By spring, as news of the Stamp Act reached places like Boston, Massachusetts, and Williamsburg, Virginia, reaction was swift.   Preachers railed against the law from their pulpits.  Town meetings passed resolutions against it.   Virginia’s House of Burgesses passed the Virginia Resolves.  By summer, stamp agents were being hanged in effigy.  Real violence followed.   Homes belonging to two colonial officials in Boston, Andrew Oliver, the stamp agent for Massachusetts, and Thomas Hutchinson, Chief Justice for the colony, were destroyed by mobs. The destruction was incredibly thorough.   After destroying most of the fabric of Mr. Hutchinson’s home, one of the most elegant in Boston, the angry crowd finished the job by trying to tear down the roof.  Mr. Oliver resigned as stamp agent as did stamp agents in other colonies.  And Bostonians weren’t the only ones committing acts of violence; unrest flared in cities and towns up and down the coast.
 
Benjamin Franklin, who was living quite happily in London at the time, was as surprised as anyone in that great city at the reaction on this side of the Atlantic to the Stamp Act.  His wife, who had stayed in Philadelphia, defended their house from a mob bent on trying to destroy it.  Mr.
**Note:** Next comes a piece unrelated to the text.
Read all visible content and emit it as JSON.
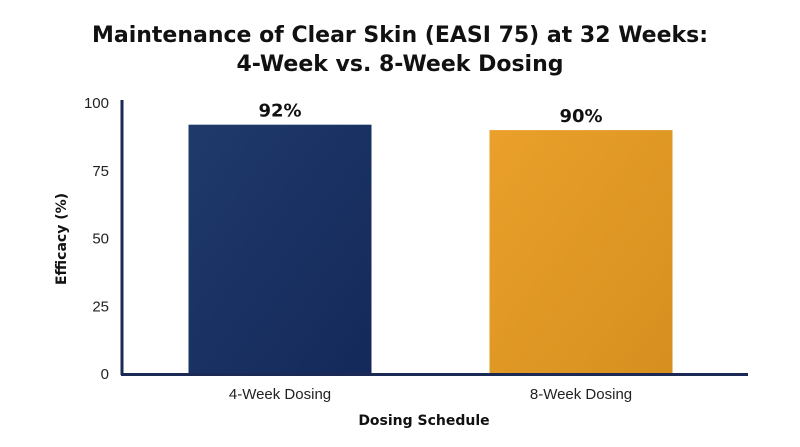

Franklin was thought by his fellow Philadelphians to have had a hand in this illegal tax.
 
The Stamp Act was repealed in 1766, which was good news here.  Unfortunately with this good news came bad news.  After repealing the Stamp Act, Parliament immediately issued a Declaratory Act that asserted their right to tax the thirteen colonies “in all cases whatsoever.”  A Declaratory Act that sounded very similar to this one was enacted earlier in the century to subjugate Ireland.
 
The road to revolution came quicker with the passage of the Townshend Acts, taxes on a long list of items that were imported from Great Britain.  These were repealed, except for a small tax on tea.  Who could complain about a couple of pennies’ tax on tea?  We know the answer to that: the Boston Tea Party.  The response in London: the Coercive Acts, known here as the Intolerable Acts.  The Coercive Acts were a punishment for Boston and Massachusetts.  However, reasoned their brethren in their sister colonies, if the British government could do something so punitive to one colony, they could do the same thing to any of the others.  The First Continental Congress followed.  Then came bloodshed in Massachusetts, a Second Continental Congress, and the Declaration of Independence.  Sounds like a good science experiment to me.  An action followed by an opposite reaction.
 
John Adams believed that there had to be a revolution in peoples’ minds and hearts prior to any fighting.   The Stamp Act was the start of the revolution he described, ten years before Lexington and Concord.